Eight guns ordered in Britain for two ships of the Caio Duilio project cost the Italians a very decent amount at that time – 4.5 million lire, which was comparable to the cost of a fully equipped and equipped battleship of the previous series.
Tower of the battleship Caio Duilio with 450 mm guns
In the arsenal of these guns were armor-piercing, high-explosive fragmentation shells and shrapnel. At the same time, the rate of fire of the guns was not at all impressive. The maximum rate of fire did not exceed one shot every six minutes, and this is in the presence of a calculation of 35 people. This significantly limited the combat capabilities of the ship.
In this case, the initial velocity of a projectile weighing approximately 910 kg was 472 m / s. The guns were distinguished by a small maximum firing range – no more than 6,000 meters. Although at this distance, an armor-piercing 450 mm projectile could still penetrate up to 394 mm of armor. At a distance of 1800 meters, armor penetration was 500 mm. With a caliber of 450 mm, the length of the gun was only 9953 mm, which did not have the best effect on the firing range.

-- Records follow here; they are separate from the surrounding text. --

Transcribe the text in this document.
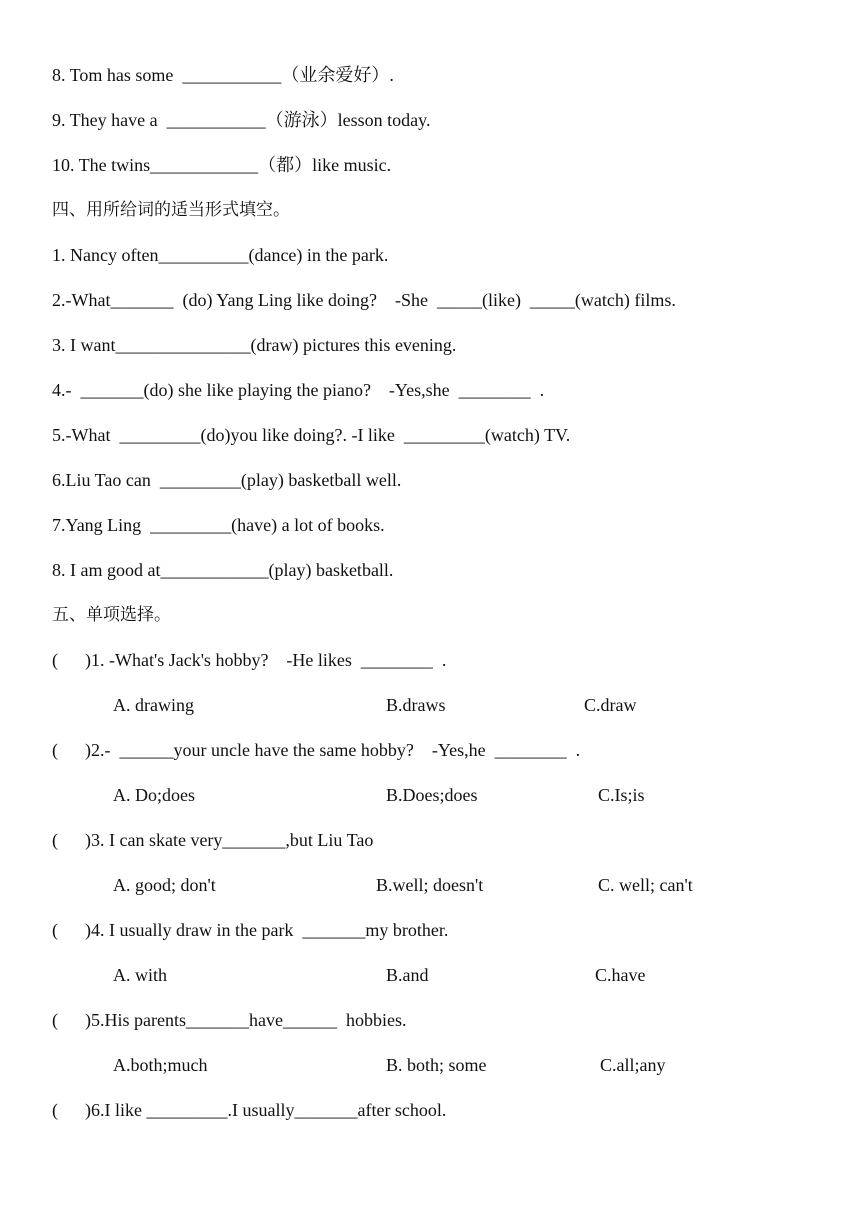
8. Tom has some  ___________（业余爱好）.
9. They have a  ___________（游泳）lesson today.
10. The twins____________（都）like music.
四、用所给词的适当形式填空。
1. Nancy often__________(dance) in the park.
2.-What_______  (do) Yang Ling like doing?    -She  _____(like)  _____(watch) films.
3. I want_______________(draw) pictures this evening.
4.-  _______(do) she like playing the piano?    -Yes,she  ________  .
5.-What  _________(do)you like doing?. -I like  _________(watch) TV.
6.Liu Tao can  _________(play) basketball well.
7.Yang Ling  _________(have) a lot of books.
8. I am good at____________(play) basketball.
五、单项选择。
(      )1. -What's Jack's hobby?    -He likes  ________  .
A. drawing	B.draws	C.draw
(      )2.-  ______your uncle have the same hobby?    -Yes,he  ________  .
A. Do;does	B.Does;does	C.Is;is
(      )3. I can skate very_______,but Liu Tao
A. good; don't	B.well; doesn't	C. well; can't
(      )4. I usually draw in the park  _______my brother.
A. with	B.and	C.have
(      )5.His parents_______have______  hobbies.
A.both;much	B. both; some	C.all;any
(      )6.I like _________.I usually_______after school.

The battleship Caio Duilio surprisingly combined a number of completely innovative ideas (a complete rejection of sailing weapons, the presence of a dock-hangar for a minion boat in the stern, a strong armor belt), which together gave not a positive, but a negative result. The designers of the battleship, in an effort to bring the concept of a battleship to perfection, brought it to the point of absurdity.
The monster guns were housed in progressive enclosed main-caliber turrets, but they were loaded from the muzzle on the outside of the turret and had a monstrously low rate of fire. For this reason, the impressive 910 kg shells in battle would have little chance of hitting the enemy. In turn, enemy ships with rapid-fire artillery would quickly turn the Italian battleship into a colander.
450 mm RML 17.72 inch gun in Gibraltar
By the way, the 550-mm armor of the ship, almost invulnerable to artillery, was placed in a rather narrow strip along the waterline for 52 meters, that is, it covered half of the length of the ship. Neither this armor nor the division of the ship’s hull into 83 watertight compartments would have saved from shelling with more advanced rapid-fire guns, even when meeting a cruiser.
True, at least some plus in such an unusual choice of weapons by the Italians could be found if desired. The British were shocked by the Italian order and the new battleships and began to spend money on such artillery themselves. In particular, they built similar guns and placed them in coastal batteries to protect Malta and Gibraltar.